Abduction from the Seraglio, BBC Proms, Prom 38, Albert Hall, RAH, 14 August 2015


When the performance began I wondered whether Glyndebourne had made the right decision in bringing Seraglio to the Proms, as opposed to one of their other new productions such as Donizetti’s Poliuto or Handel’s Saul, which would have sounded well in the Albert Hall.

Mozart’s Seraglio, performed in Glyndebourne under its original title Die Entführung aus dem Serail, is a German Singspiel more suited to the theatre than the concert hall, and at the start it seemed that the mixture of singing and spoken dialogue would lose traction without the acoustic resonances of the Glyndebourne stage set. Yet although the singing seemed somewhat weak in the early scenes it improved greatly as the evening progressed, particularly with the entrance of Tobias Kehrer in the bass role of Osmin, the dangerous servant whose noxious attitudes threaten physical punishment and even death to the four outsiders.

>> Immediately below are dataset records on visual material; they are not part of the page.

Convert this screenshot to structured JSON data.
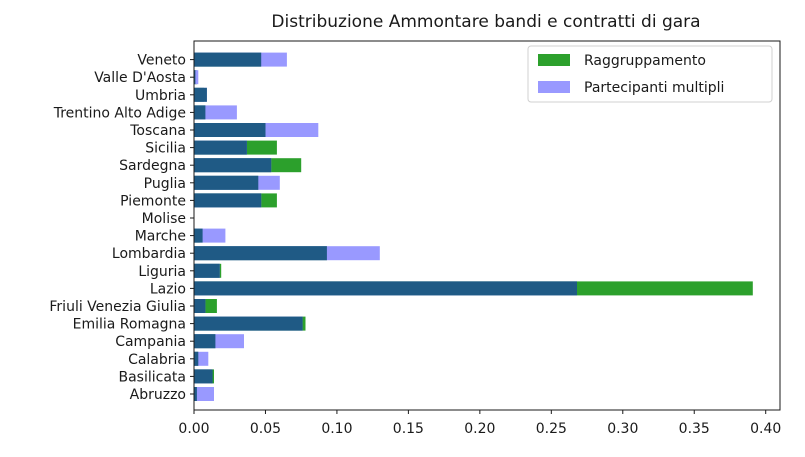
{
  "chart_data": {
    "type": "bar",
    "orientation": "horizontal",
    "stacked": false,
    "title": "Distribuzione Ammontare bandi e contratti di gara",
    "xlabel": "",
    "ylabel": "",
    "xlim": [
      0,
      0.41
    ],
    "xticks": [
      "0.00",
      "0.05",
      "0.10",
      "0.15",
      "0.20",
      "0.25",
      "0.30",
      "0.35",
      "0.40"
    ],
    "grid": false,
    "legend_position": "top-right",
    "categories": [
      "Abruzzo",
      "Basilicata",
      "Calabria",
      "Campania",
      "Emilia Romagna",
      "Friuli Venezia Giulia",
      "Lazio",
      "Liguria",
      "Lombardia",
      "Marche",
      "Molise",
      "Piemonte",
      "Puglia",
      "Sardegna",
      "Sicilia",
      "Toscana",
      "Trentino Alto Adige",
      "Umbria",
      "Valle D'Aosta",
      "Veneto"
    ],
    "series": [
      {
        "name": "Raggruppamento",
        "color": "#2ca02c",
        "values": [
          0.002,
          0.014,
          0.003,
          0.015,
          0.078,
          0.016,
          0.391,
          0.019,
          0.093,
          0.004,
          0.0,
          0.058,
          0.045,
          0.075,
          0.058,
          0.05,
          0.008,
          0.007,
          0.002,
          0.047
        ]
      },
      {
        "name": "Partecipanti multipli",
        "color": "#9999ff",
        "values": [
          0.014,
          0.012,
          0.01,
          0.035,
          0.076,
          0.008,
          0.268,
          0.018,
          0.13,
          0.022,
          0.0,
          0.047,
          0.06,
          0.054,
          0.037,
          0.087,
          0.03,
          0.009,
          0.003,
          0.065
        ]
      },
      {
        "name": "",
        "color": "#1f5a85",
        "values": [
          0.002,
          0.013,
          0.003,
          0.015,
          0.076,
          0.008,
          0.268,
          0.018,
          0.093,
          0.006,
          0.0,
          0.047,
          0.045,
          0.054,
          0.037,
          0.05,
          0.008,
          0.009,
          0.001,
          0.047
        ]
      }
    ]
  }
}
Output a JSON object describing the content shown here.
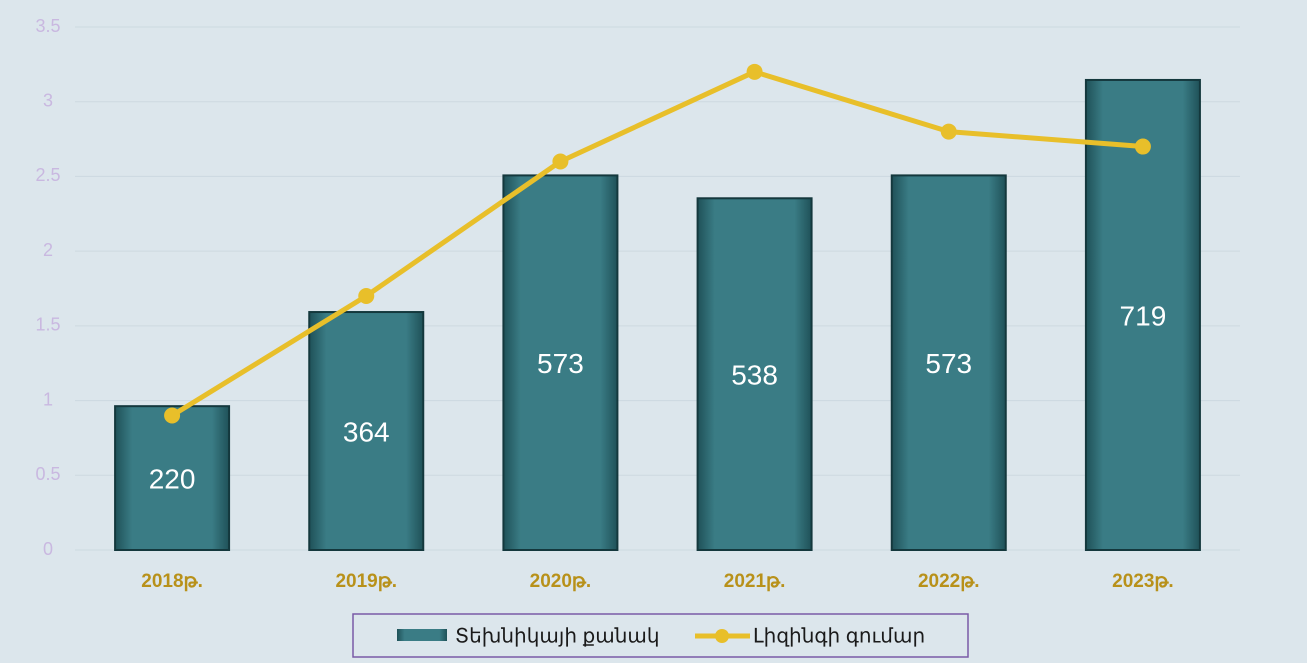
{
  "chart_data": {
    "type": "bar",
    "categories": [
      "2018թ.",
      "2019թ.",
      "2020թ.",
      "2021թ.",
      "2022թ.",
      "2023թ."
    ],
    "series": [
      {
        "name": "Տեխնիկայի քանակ",
        "type": "bar",
        "axis": "y2",
        "color": "#2f6f78",
        "values": [
          220,
          364,
          573,
          538,
          573,
          719
        ]
      },
      {
        "name": "Լիզինգի գումար",
        "type": "line",
        "color": "#e8bf2a",
        "values": [
          0.9,
          1.7,
          2.6,
          3.2,
          2.8,
          2.7
        ]
      }
    ],
    "ylim": [
      0,
      3.5
    ],
    "yticks": [
      0,
      0.5,
      1,
      1.5,
      2,
      2.5,
      3,
      3.5
    ],
    "y2lim": [
      0,
      800
    ],
    "grid": true,
    "legend": "bottom"
  }
}
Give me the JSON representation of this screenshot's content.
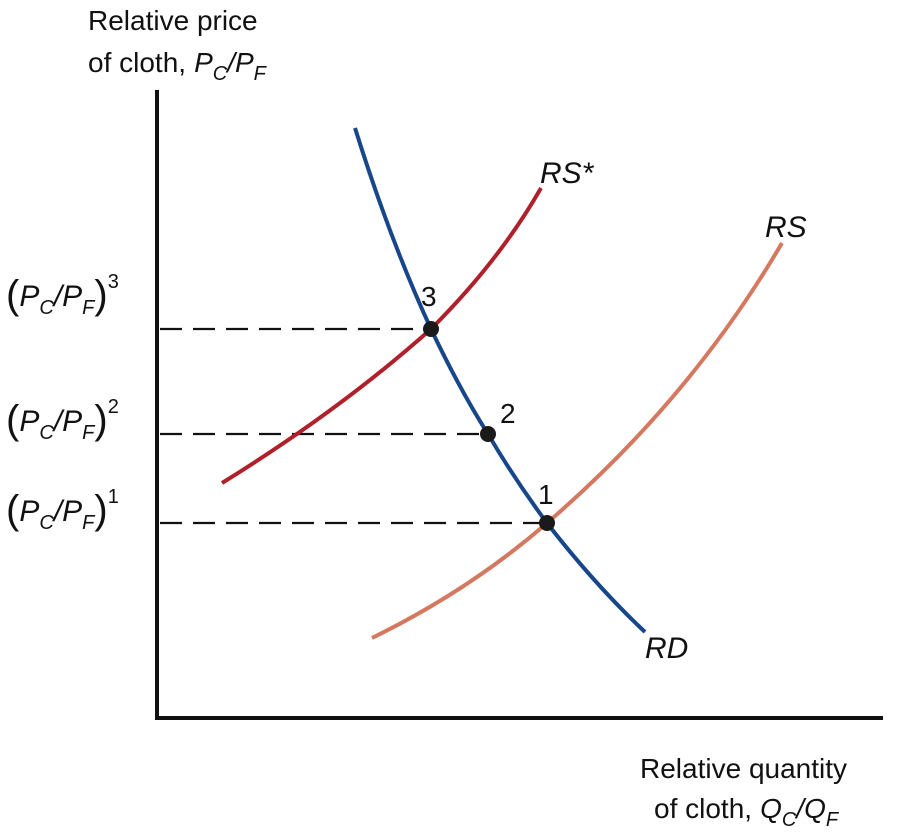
{
  "y_axis": {
    "line1": "Relative price",
    "line2": "of cloth,"
  },
  "x_axis": {
    "line1": "Relative quantity",
    "line2": "of cloth,"
  },
  "price": {
    "p": "P",
    "c": "C",
    "slash": "/",
    "f": "F"
  },
  "quantity": {
    "q": "Q",
    "c": "C",
    "slash": "/",
    "f": "F"
  },
  "parens": [
    "(",
    ")"
  ],
  "price_levels": [
    "3",
    "2",
    "1"
  ],
  "curves": {
    "rs_star": "RS*",
    "rs": "RS",
    "rd": "RD"
  },
  "points": [
    "1",
    "2",
    "3"
  ]
}
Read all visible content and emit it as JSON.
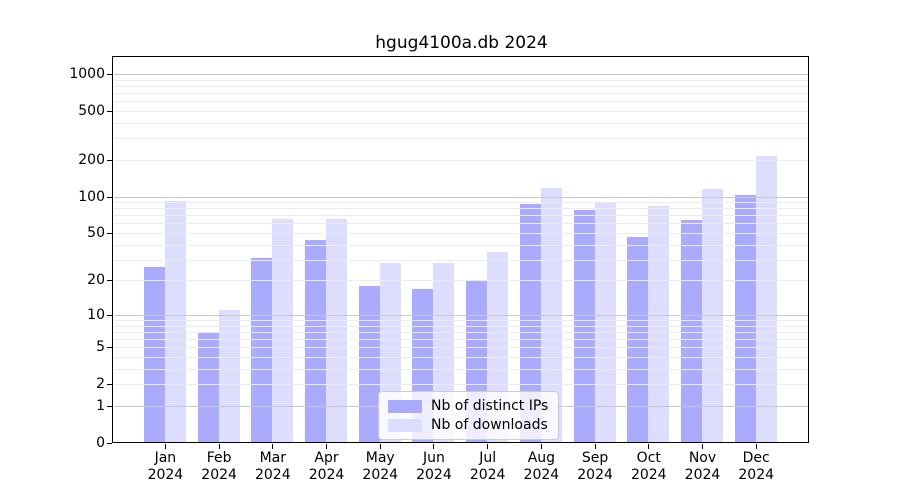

The story is that Pasha Selim, a Christian who converted to Islam, has purchased three new slaves for his country estate, the Lady Konstanze, her servant Blonde and Blonde’s lover Pedrillo, servant to the noble Belmonte, who intends to abduct his beloved Konstanze plus the other two. When the abduction fails and the four are caught, it turns out that Belmonte’s father is the Pasha’s most hated enemy. Yet in a final act of astonishing benevolence the Pasha releases all four, leaving his servant Osmin spluttering with rage at the tortures that suddenly escape his grasp.

Tobias Kehrer’s Osmin was the star of the show at Glyndebourne, and here too where he received cheers for his nastily eager Act III aria O, wie will ich triumphieren, and since opening night some of the other performances seem to have taken on greater depth in acting and singing, notably the superbly theatrical Pedrillo of Brendan Patrick Gunnell and the beautifully sung Konstanze of Sally Matthews. Mari Eriksmoen was once again excellent as Blonde, as was Franck Saurel with his curiously foreign accent in the spoken role of the Pasha, and Edgaras Montvidas came over well after a slightly weak start, with a fine aria just before the planned abduction.

Glyndebourne very cleverly recreated their super production on the Albert Hall stage with the performers in costume using the large spaces behind and in front of the excellent Orchestra of the Age of Enlightenment, joyously conducted by Robin Ticciati. Masses of servants entered at appropriate moments, and the wonderful kitchen scene at the start of Act II was carried over with the throwing of real eggs and plates, albeit it tin ones rather than real crockery that could splinter and hit the orchestra. The business with the ladder for the final abduction was very wittily handled, and Konstanze’s skipping down the steps of the orchestra rather than the ladder produced a great laugh.

That Glyndebourne created such fun in the Albert Hall won me over. Making their biggest sell-out of the summer available to the Proms audience in London was exactly the right decision.